Sylvesta the Jester is official jester to the city of Leicester and a Founding Member of the National Guild of Jesters.
Sylvesta can run a medieval banquet on his own, providing foolery, music and song. He meets’n’greets guests while playing medieval tunes on the mandola, while they have pre-banquet drinks. He then leads them into the banqueting hall, where he sets up a mock court situation, complete with king and queen, or lord and lady, involving much pageantry.
He will wander around tables, joking, playing medieval type music and singing songs, performing comedy routines and improvising. At the end of the evening, he will produce a guitar ( if required ) and regale guests with more modern songs, encouraging them to sing and play along on percussion instruments which he will hand out.
He is also able to make announcements if required. The guests often dress in medieval attire. Medieval banquets can come in the guise of corporate, friend and family, or public events. He has performed these at castles, manor houses, hotels, marquee, town and village halls, churches and military establishments, including Dover, Hurst Monceaux, Tutbury, Ripley and Belvoir Castles, and the Natural History Museum. He has also set up banquets for children at primary schools during their lunch time.
As for banquets but without the ritual, unless required. Some people do actually have medieval banquet type weddings. He can sing an Elizabethan wedding song, written by one of Queen Elizabeth’s composers, George Campion during the service if required. Sylvesta entertains both adults and children at weddings.
Usually, birthdays, wedding anniversaries or society balls. As for weddings but without the wedding song. This has included Richard Branson’s Knighthood receiving party at the Rooftop Garden Hotel in Knightsbridge, London.
Fetes, Fairs, Festivals, Fun Days, Club and Federation Events
Sylvesta is a master of mix’n’mingle entertaining both children and adults.

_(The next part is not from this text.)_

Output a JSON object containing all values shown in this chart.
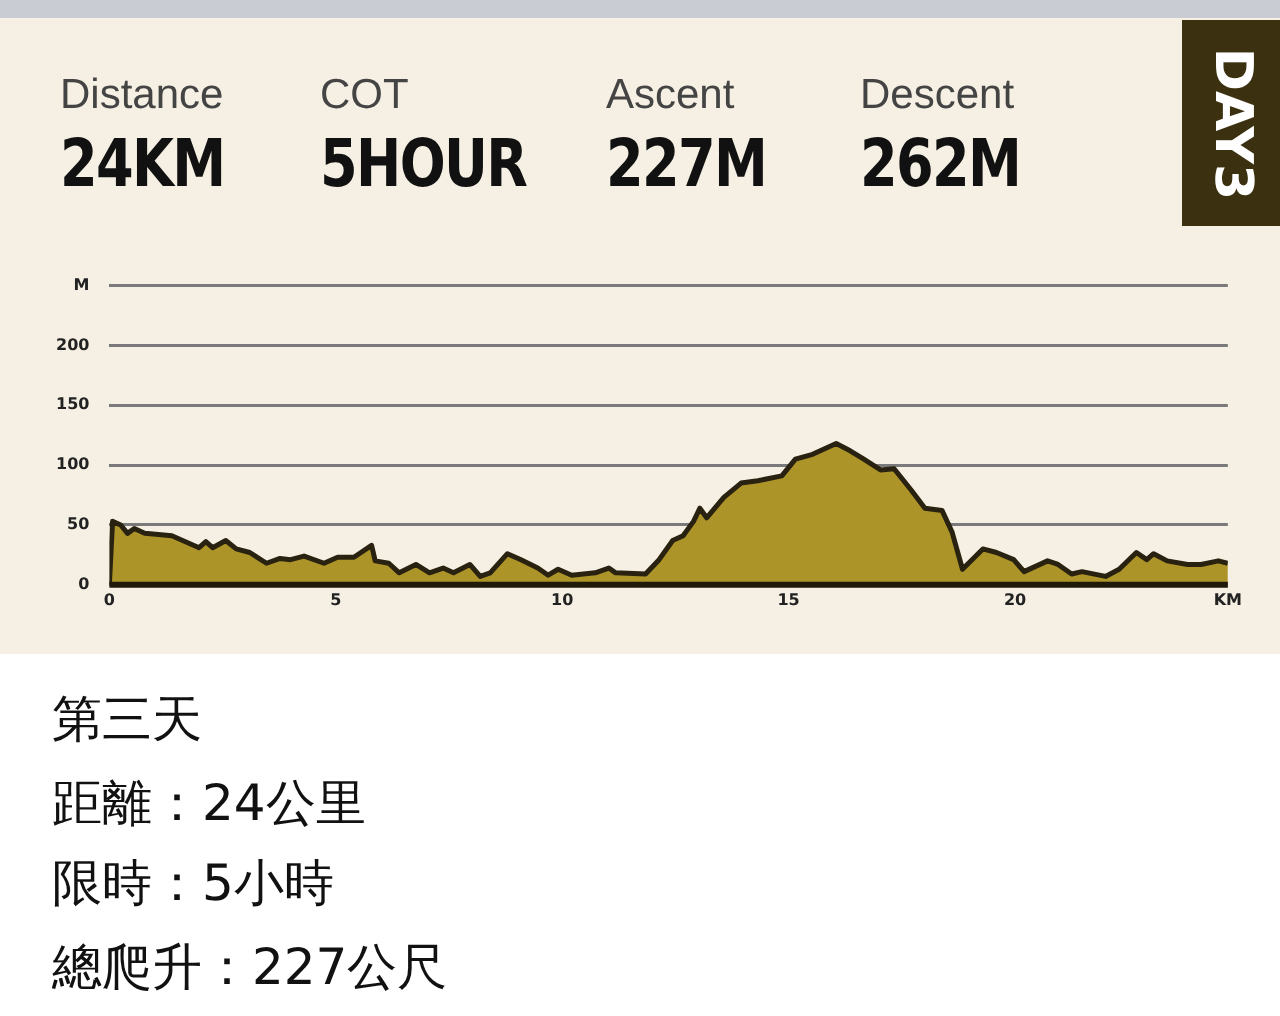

He can also put on shows for kids, lasting 30 – 45 minutes.
These have included Glastonbury, Trowbridge, Sidmouth, Pontardawe and Cambridge Folk Festivals, Leamington Peace Festival, Hampton Court, Prince Charles’ Polo Club, Warwick Castle and Cheltenham Races. the National Federation of Sidecar Owner Annual Camp, the Harley Davidson National Federation Annual Camp and the N.E.C.
Sylvesta is sometimes booked at schools, where he will tell them about jesters of old and entertain them.
Town and City Charter Celebrations
These have included Birmingham, Stockport, Chelmsford and Rotherham.
Living History Events
These include the Berkeley Castle Skirmish, Lincoln Castle, the town of Battle and Harewood House. [more]
Sylvesta regularly gives talks, entitled ‘Life And Times Of A Jester ‘ for groups such as the W.I. and U3A, when he will explain,what he does, when and where. How he became a jester. Some potted history of jesters of old, mixed with entertainment.
Sylvesta has recently put together jester school activities, which he has tried out at the Brockhampton Estate, which is a national trust site. These have been a big hit with children, parents, staff and management. At Jester School, he will talk about the history of jesters, set up some medieval type games, show children how to juggle and put on shows for kids.
Other events that Sylvesta performs at include Turning On of Christmas Lights, Entertaining Father Christmas queues and Teddy Bears’ Picnics.
Sylvesta has entertained abroad in Ireland, Guernsey and Sri Lanka, at the Transasia 5 star Hotel, for four nights. He has also entertained on a flight to Lapland, entertaining children visiting the real Father Christmas. He has also appeared on TV and radio on many occasions. He also entertains children and adults with learning difficulties.
Folk Opera – a Minstrel’s Tale
A Minstrel’s Tale was performed in Leicester Cathedral to an audience of 200, as part of Leicester’s Castle Park History Festival .It was very well received by an ecstatic and enthusiastic crowd. Unfortunately, although invites were sent out nobody came to review it, even the local newspaper the Leicester Mercury failed to turn up. However,it was captured on DVD and can be viewed, either in full or edited on YouTube.